24 heures après l'ultimatum d'une semaine donnée au Niger, l'on assiste à des réactions d'hostilité. De quoi en rajouter au suspense.
La communauté économique des États de l'Afrique de l'Ouest (Cedeao) joue-t-elle gros ?
Le fait est rarissime. Des États membres de la Cedeao se disent prêts à lui déclarer la guerre, si elle maintient sa menace d'intervention militaire contre les putschistes du Niger.
« Toute intervention militaire contre le Niger entraînerait un retrait du Burkina Faso et du Mali de la Cedeao, ainsi que l'adoption de mesures de légitime défense comme un soutien aux forces armées et au peuple du Niger », ont prévenu, hier, les pouvoir malien et burkinabé dans un communiqué commun qui parle de « sanctions illégales, illégitimes et inhumaines contre le peuple et les autorités nigériennes ».
Au Burkina Faso et au Mali s'ajoute la Guinée. Les trois pays sont dirigés par des militaires arrivés au pouvoir par des coups d'État. Et le trio, sorte de coalition de résistance, va jusqu'à assimiler à « une déclaration de guerre », toute intervention militaire de la Cedeao au Niger pour rétablir le Président Mohamed Bazoum renversé dans la nuit de mercredi au jeudi 27 juillet.
En effet, le 30 juillet, à l'issue d'un sommet extraordinaire à Abuja, la Cedeao a décidé de donner réalité au « principe de la tolérance Zéro pour les changements anticonstitutionnels de gouvernement », tel qu'inscrit dans les Protocoles de la Cedeao, de l'Ua et d'autres instruments de coopération.
En plus d'exiger « la restauration de l'ordre constitutionnel en République du Niger », les chefs d'État de la Cedeao ont annoncé « prendre toutes les mesures nécessaires, au cas où les exigences de la Conférence ne seraient pas satisfaites dans un délai d'une semaine, pour assurer le rétablissement de l'ordre constitutionnel en République du Niger ».
« Lesdites mesures, menacent-ils, peuvent inclure l'usage de la force». A cet effet, les Chefs d'état-major de la défense de la Cedeao devraient se réunir « immédiatement ». Si ce n'est pas nouveau, ce n'est pas courant.
De tout temps, la Communauté des États a donné le sentiment de s'accommoder des coups de force avec le temps.
Du coup, la question est sur toutes les lèvres : Et si le Niger n'obéit pas à l'ultimatum d'une semaine lancé par la Cedeao ?

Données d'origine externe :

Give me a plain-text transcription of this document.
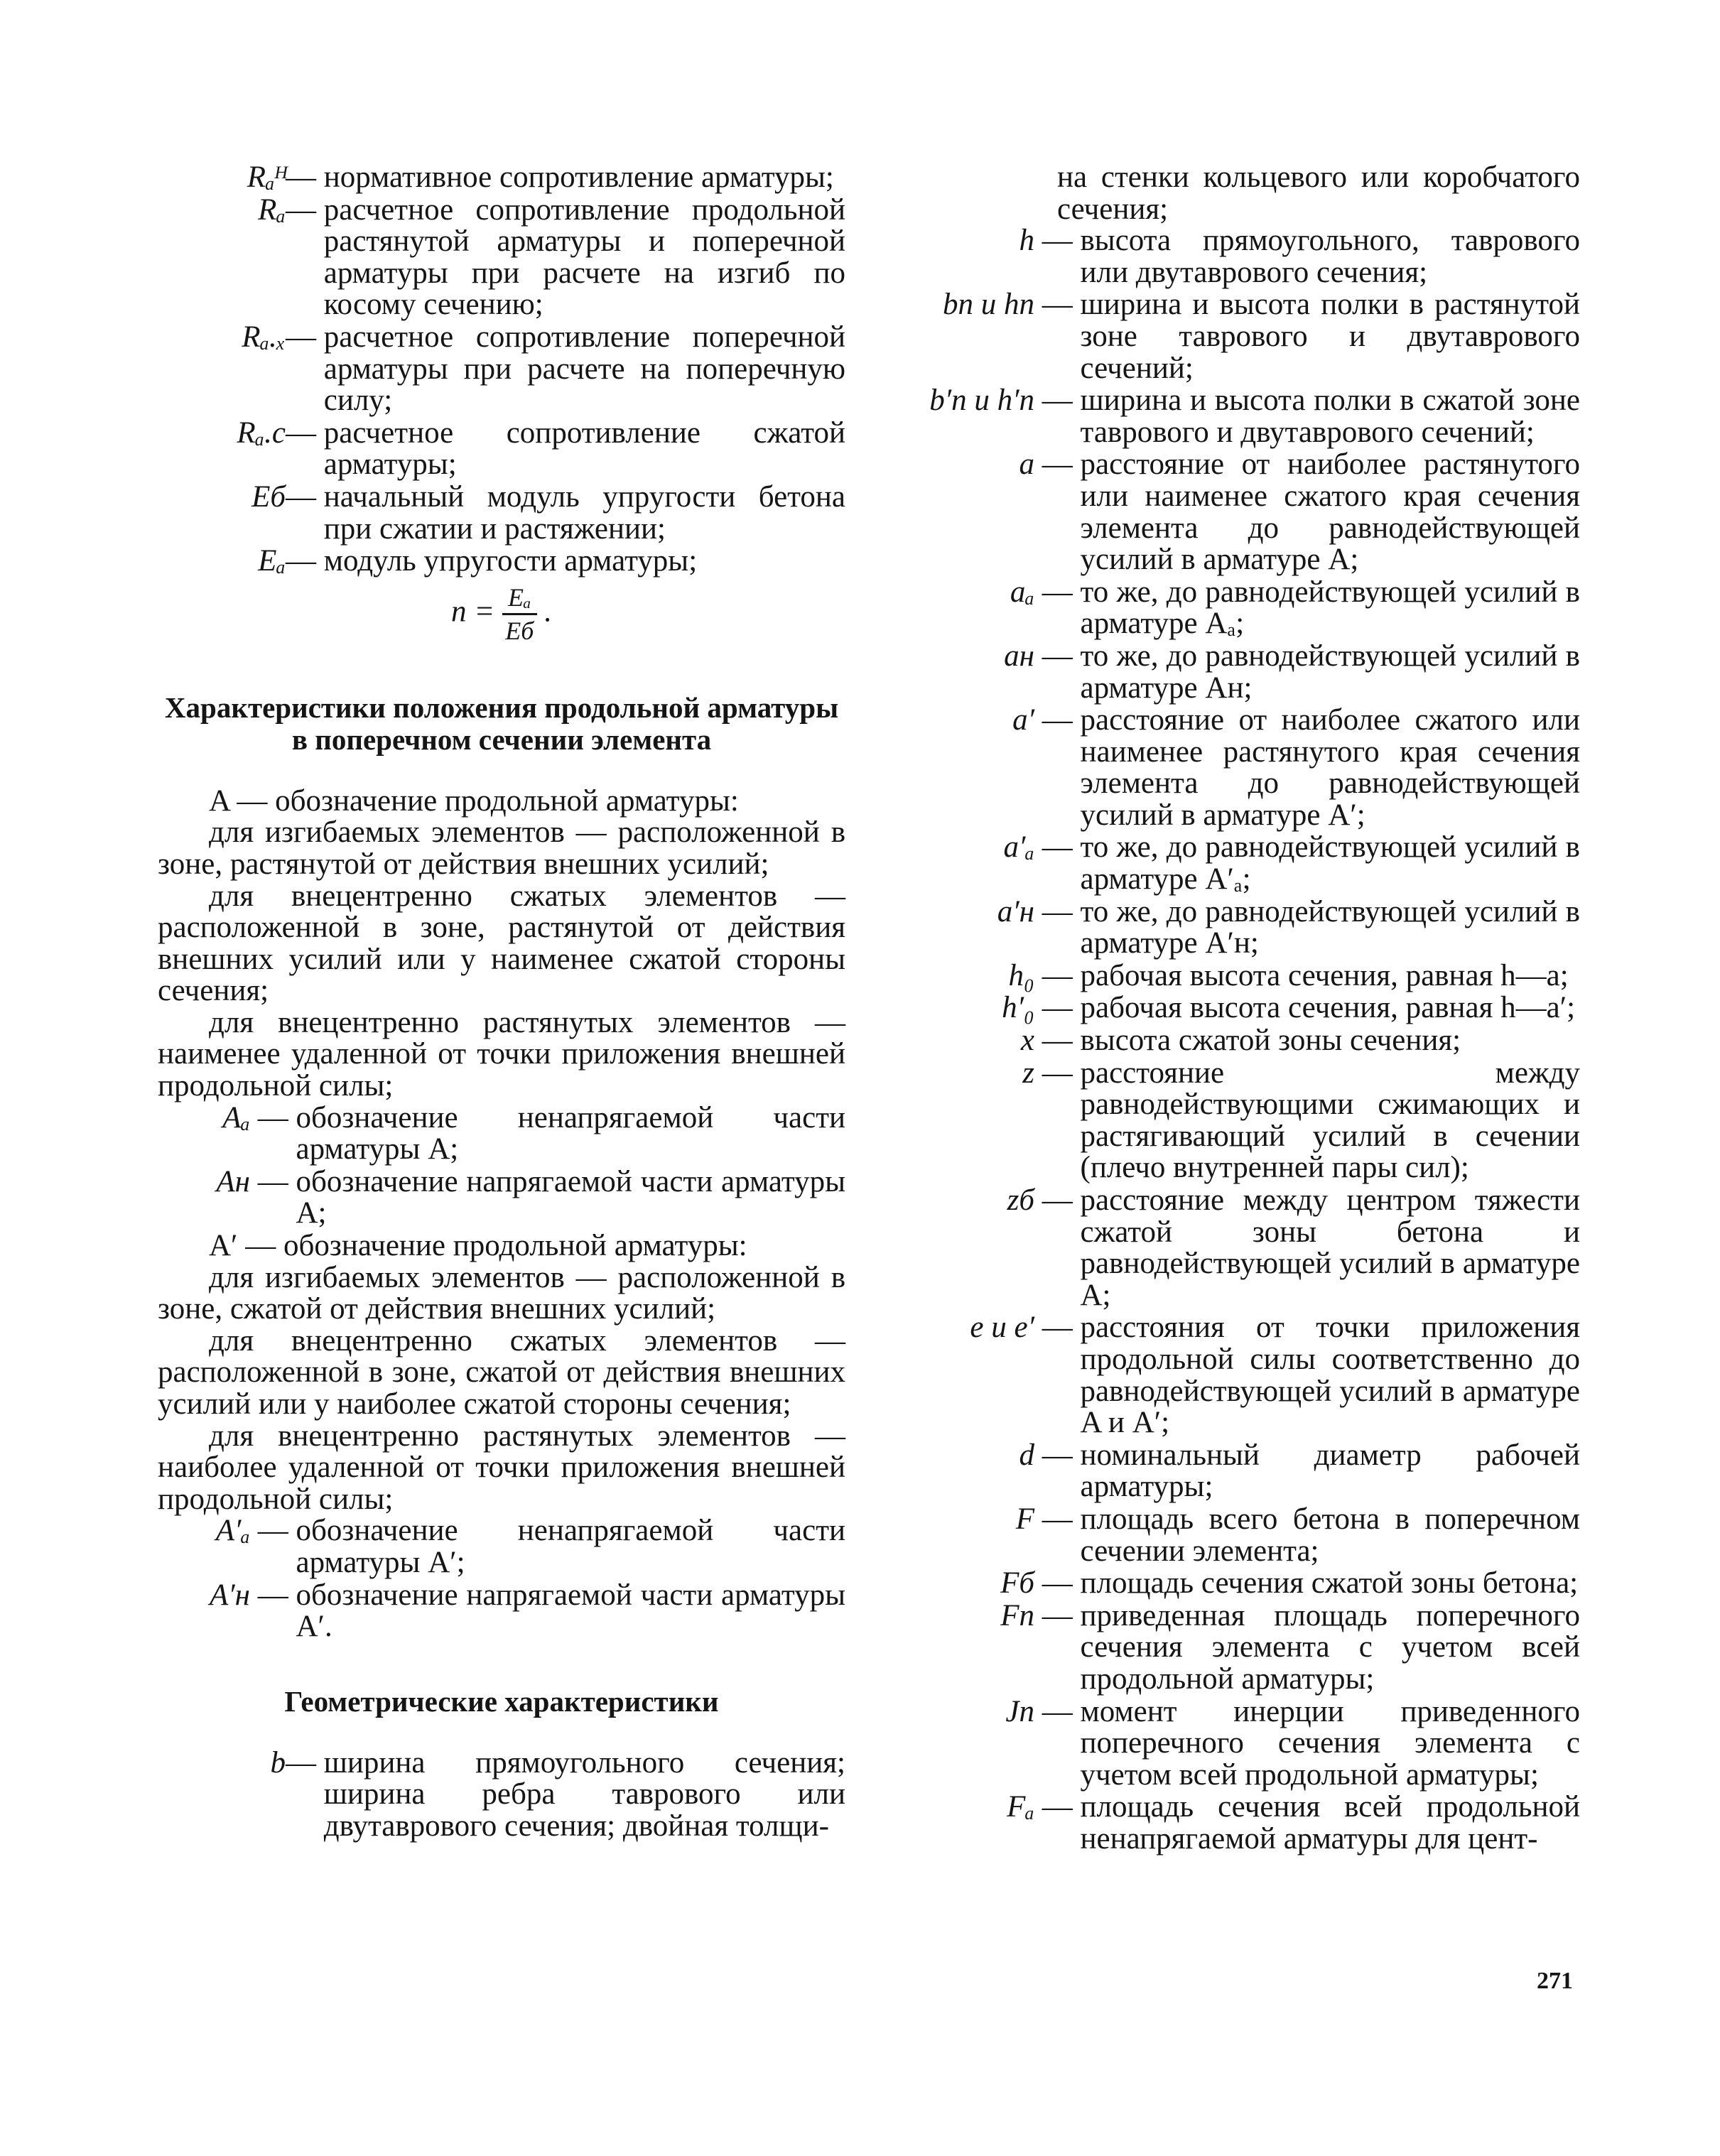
Rₐᴴ — нормативное сопротивление арматуры;
Rₐ — расчетное сопротивление продольной растянутой арматуры и поперечной арматуры при расчете на изгиб по косому сечению;
Rₐ.ₓ — расчетное сопротивление поперечной арматуры при расчете на поперечную силу;
Rₐ.c — расчетное сопротивление сжатой арматуры;
Eб — начальный модуль упругости бетона при сжатии и растяжении;
Eₐ — модуль упругости арматуры;
$n = \frac{\text{Eₐ}}{Eб}$ .
Характеристики положения продольной арматуры в поперечном сечении элемента
A — обозначение продольной арматуры:
для изгибаемых элементов — расположенной в зоне, растянутой от действия внешних усилий;
для внецентренно сжатых элементов — расположенной в зоне, растянутой от действия внешних усилий или у наименее сжатой стороны сечения;
для внецентренно растянутых элементов — наименее удаленной от точки приложения внешней продольной силы;
Aₐ — обозначение ненапрягаемой части арматуры A;
Aн — обозначение напрягаемой части арматуры A;
A′ — обозначение продольной арматуры:
для изгибаемых элементов — расположенной в зоне, сжатой от действия внешних усилий;
для внецентренно сжатых элементов — расположенной в зоне, сжатой от действия внешних усилий или у наиболее сжатой стороны сечения;
для внецентренно растянутых элементов — наиболее удаленной от точки приложения внешней продольной силы;
A′ₐ — обозначение ненапрягаемой части арматуры A′;
A′н — обозначение напрягаемой части арматуры A′.
Геометрические характеристики
b — ширина прямоугольного сечения; ширина ребра таврового или двутаврового сечения; двойная толщи-
на стенки кольцевого или коробчатого сечения;
h — высота прямоугольного, таврового или двутаврового сечения;
bп и hп — ширина и высота полки в растянутой зоне таврового и двутаврового сечений;
b′п и h′п — ширина и высота полки в сжатой зоне таврового и двутаврового сечений;
a — расстояние от наиболее растянутого или наименее сжатого края сечения элемента до равнодействующей усилий в арматуре A;
aₐ — то же, до равнодействующей усилий в арматуре Aₐ;
aн — то же, до равнодействующей усилий в арматуре Aн;
a′ — расстояние от наиболее сжатого или наименее растянутого края сечения элемента до равнодействующей усилий в арматуре A′;
a′ₐ — то же, до равнодействующей усилий в арматуре A′ₐ;
a′н — то же, до равнодействующей усилий в арматуре A′н;
h₀ — рабочая высота сечения, равная h—a;
h′₀ — рабочая высота сечения, равная h—a′;
x — высота сжатой зоны сечения;
z — расстояние между равнодействующими сжимающих и растягивающий усилий в сечении (плечо внутренней пары сил);
zб — расстояние между центром тяжести сжатой зоны бетона и равнодействующей усилий в арматуре A;
e и e′ — расстояния от точки приложения продольной силы соответственно до равнодействующей усилий в арматуре A и A′;
d — номинальный диаметр рабочей арматуры;
F — площадь всего бетона в поперечном сечении элемента;
Fб — площадь сечения сжатой зоны бетона;
Fп — приведенная площадь поперечного сечения элемента с учетом всей продольной арматуры;
Jп — момент инерции приведенного поперечного сечения элемента с учетом всей продольной арматуры;
Fₐ — площадь сечения всей продольной ненапрягаемой арматуры для цент-
271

Bien sûr, l'organisation dispose d'une Force en attente de la Cedeao (Fac). Un contingent multidisciplinaire, à la fois composé de militaires, de policiers et de civils issus des États membres. Les 16 pays membres fournissent des hommes aux missions et opérations de soutien à la paix régionale et continentale.
Bien sûr, des avions de guerre et un navire nigérians avaient obligé, le 20 janvier 2017, Yahya Jammeh à accepter de quitter le pouvoir. La gestion de la crise gambienne par la Cedeao a été considérée comme un succès surtout avec zéro mort.
Dans ce cas, la menace seule avait suffi. A Nyamey, il faut craindre qu'on en arrive aux armes. Et alors, il faudra redouter une sorte d'éveil nationaliste ou patriotique que pourrait susciter les militaires pour s'en servir comme un boulier, voire comme chair à canon. Et d'ailleurs, dans le cas du Niger de Mohamed Bazoum, s'agira-t-il juridiquement d'une mission de soutien à la paix ou de maintien de la paix ?
On se désole qu'un pays ait perdu la boussole institutionnelle. Mais en l'état actuel, tout coup d'éclat fera l'affaire du coup d'État. En cela, la Cedeao joue sans doute gros. Gros parce qu'elle engage sa crédibilité. Gros aussi, parce qu'en cas d'échec, cela pourrait encourager d'autres aventures de même nature.
D'ores et déjà, l'une des critiques faites à la l'organisation sous-diagonale par la société civile, tend à lui reprocher de n'avoir pas joué la fermeté contre les précédents coups de force.
Des voix s'élèvent aussi pour demander aux chefs d'État de se préoccuper davantage des préoccupations sociales des Nigériens en ce moment, que du sort du président déchu. D'autres observateurs suggèrent à la Cedeao d'être plus dans la prévention que dans la répression.